Sangat kontras dengan sebuah video di Youtube yang menayangkan seorang bapak di Jakarta dengan pakaian jubah dan sorban naik motor tanpa helm. Ketika ditangkap polisi karena melanggar, si bapak tersebut malah marah dengan menyebut-nyebut bahwa dirinya habib.
Mengapa kontradiksi ini terjadi ?
Syaikh Basuni, ulama Kalimantan, pernah berkirim surat kepada Muhamad Rashid Ridha, ulama terkemuka dari Mesir.
Suratnya berisi pertanyaan :
“Limadza taakhara muslimuuna wataqaddama ghairuhum ?”
(“Mengapa muslim terbelakang dan umat yang lain maju?”)

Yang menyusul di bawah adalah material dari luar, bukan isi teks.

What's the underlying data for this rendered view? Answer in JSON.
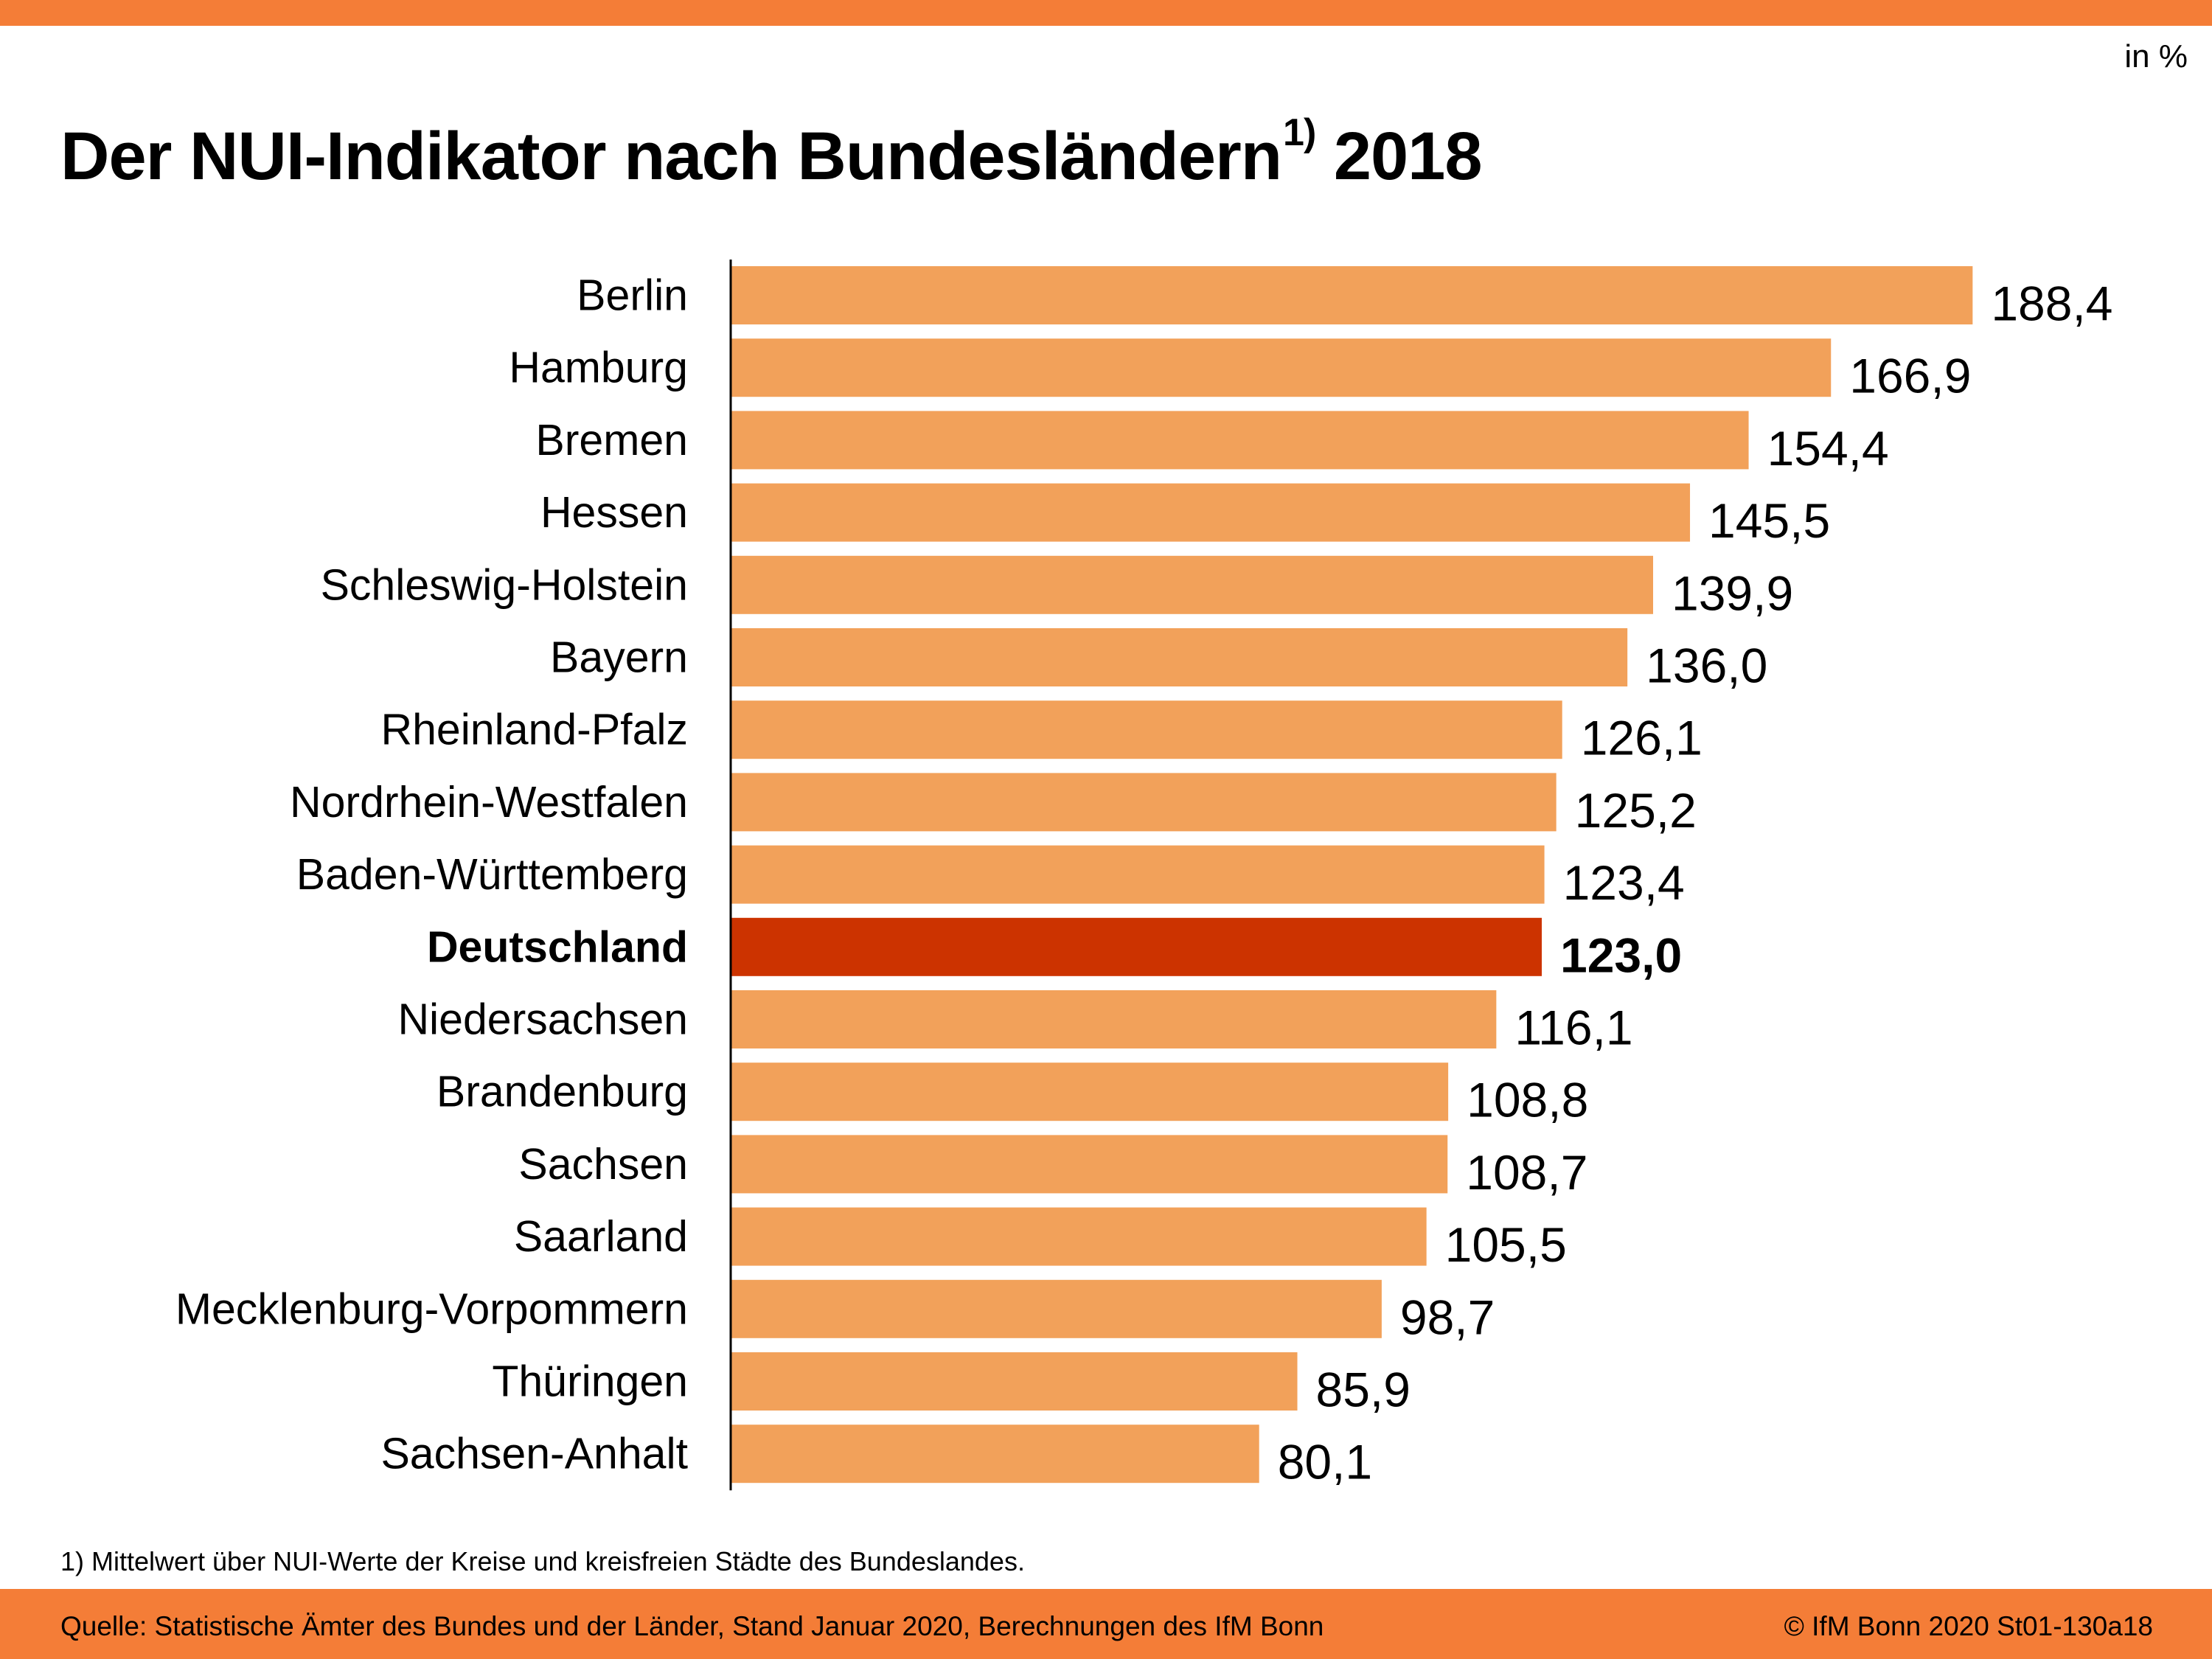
{
  "header": {
    "unit_label": "in %",
    "title": "Der NUI-Indikator nach Bundesländern",
    "title_superscript": "1)",
    "title_year": "2018"
  },
  "colors": {
    "band": "#f47d37",
    "bar": "#f2a15a",
    "highlight_bar": "#cc3300",
    "axis": "#000000"
  },
  "chart_data": {
    "type": "bar",
    "orientation": "horizontal",
    "title": "Der NUI-Indikator nach Bundesländern 1) 2018",
    "unit": "in %",
    "xlabel": "",
    "ylabel": "",
    "xlim": [
      0,
      200
    ],
    "grid": false,
    "legend": "none",
    "highlight_category": "Deutschland",
    "categories": [
      "Berlin",
      "Hamburg",
      "Bremen",
      "Hessen",
      "Schleswig-Holstein",
      "Bayern",
      "Rheinland-Pfalz",
      "Nordrhein-Westfalen",
      "Baden-Württemberg",
      "Deutschland",
      "Niedersachsen",
      "Brandenburg",
      "Sachsen",
      "Saarland",
      "Mecklenburg-Vorpommern",
      "Thüringen",
      "Sachsen-Anhalt"
    ],
    "values": [
      188.4,
      166.9,
      154.4,
      145.5,
      139.9,
      136.0,
      126.1,
      125.2,
      123.4,
      123.0,
      116.1,
      108.8,
      108.7,
      105.5,
      98.7,
      85.9,
      80.1
    ],
    "value_labels": [
      "188,4",
      "166,9",
      "154,4",
      "145,5",
      "139,9",
      "136,0",
      "126,1",
      "125,2",
      "123,4",
      "123,0",
      "116,1",
      "108,8",
      "108,7",
      "105,5",
      "98,7",
      "85,9",
      "80,1"
    ]
  },
  "footnote": "1) Mittelwert über NUI-Werte der Kreise und kreisfreien Städte des Bundeslandes.",
  "footer": {
    "source": "Quelle: Statistische Ämter des Bundes und der Länder, Stand Januar 2020, Berechnungen des IfM Bonn",
    "copyright": "© IfM Bonn 2020 St01-130a18"
  }
}
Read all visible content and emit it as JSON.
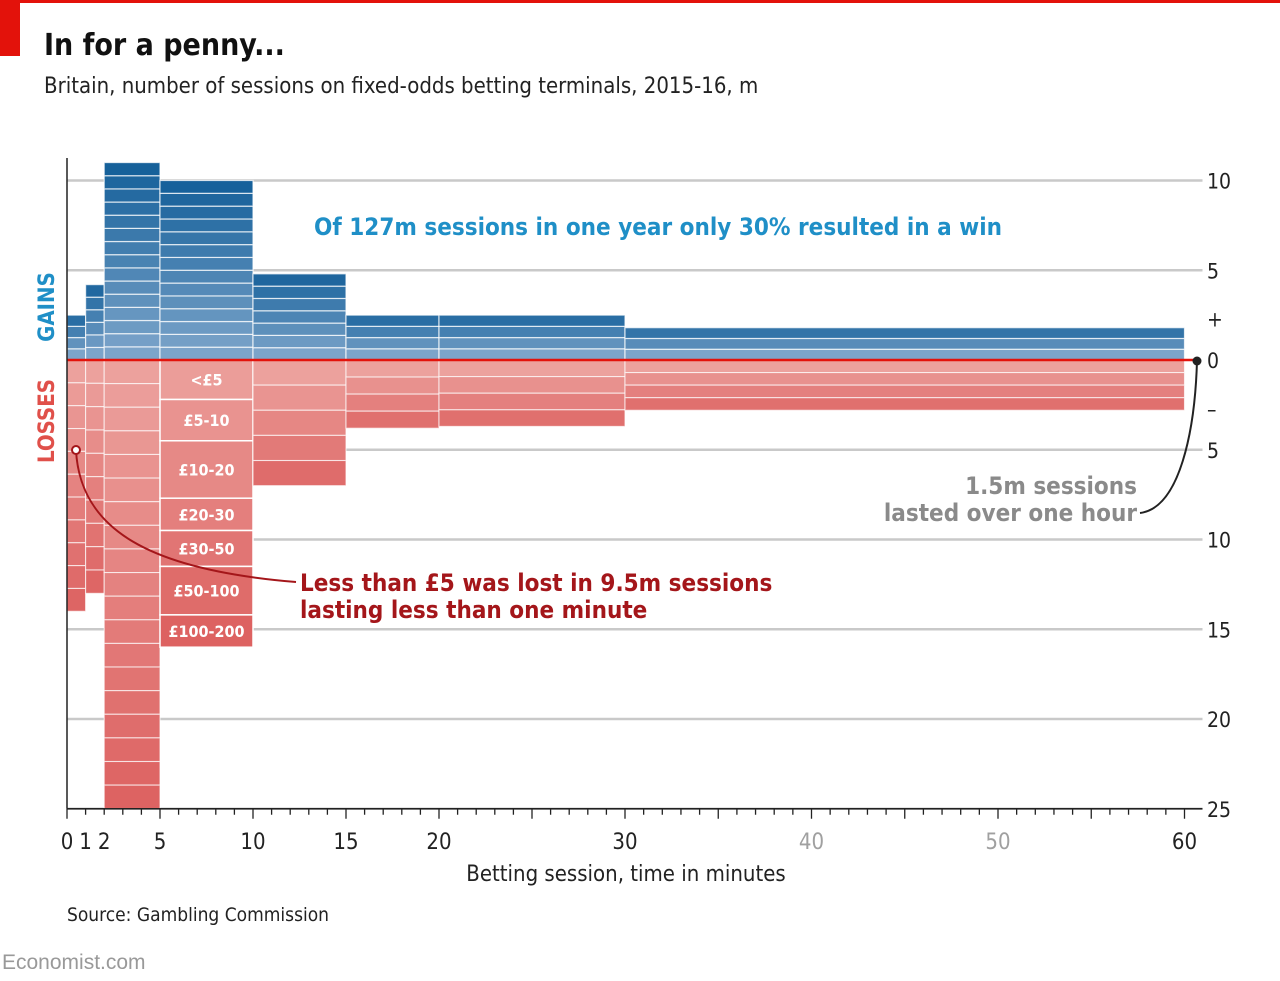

Surat itu dijawab panjang lebar dan dijadikan satu buku dengan judul yang dikutip dari pertanyaan itu. Inti dari jawaban Rasyid Ridha,
- Islam mundur karena meninggalkan ajarannya,
- sementara Barat maju karena meninggalkan ajarannya.
- Umat Islam terbelakang karena meninggalkan ajaran ‘iqro’ (membaca) dan cinta ilmu.
Tidak aneh dengan situasi seperti itu, Indonesia saat ini menempati urutan ke-111 dalam hal tradisi membaca.
Muslim juga meninggalkan budaya disiplin dan amanah, sehingga tak heran negara-begara Muslim terpuruk di kategori ‘low trust society’ yang masyarakatnya sulit dipercaya dan sulit mempercayai orang lain alias selalu penuh curiga.
Muslim meninggalkan budaya bersih yang menjadi ajaran Islam, karena itu jangan heran jika kita melihat mobil-mobil mewah di kota-kota besar tiba-tiba melempar sampah ke jalan melalui jendela mobilnya.
Siapa yang salah?
Mungkin yang salah yang membuat ‘survey’, karena seandainya keislaman sebuah negara itu diukur dari jumlah jama’ah hajinya, pastilah Indonesia ada di ranking pertama.
Wallahu a’lam bish-shawwab.
*******
Saudara-saudariku tercinta, mari kita berbenah…
mulai dari diri kita sendiri…
mulai dari sekarang….
Catatan Tambahan :
Ssya pernah men-share hasil survey negara mana yang paling Islami di dunia ini di social media. Hasilnya, banyak yang tidak bisa menerima kenyataan ini dengan jiwa besar. Mereka bilang “ini survey ngaco bin ngawur”, Ada juga yang berkomentar, “hati-hati teman, saat ini kita sedang digiring ke arah pemikiran liberal.”
Saya sih lempeng aja dengan tanggapan dan komentar miring tersebut. Ini soal pilihan hidup, dengan segala konsekuensinya.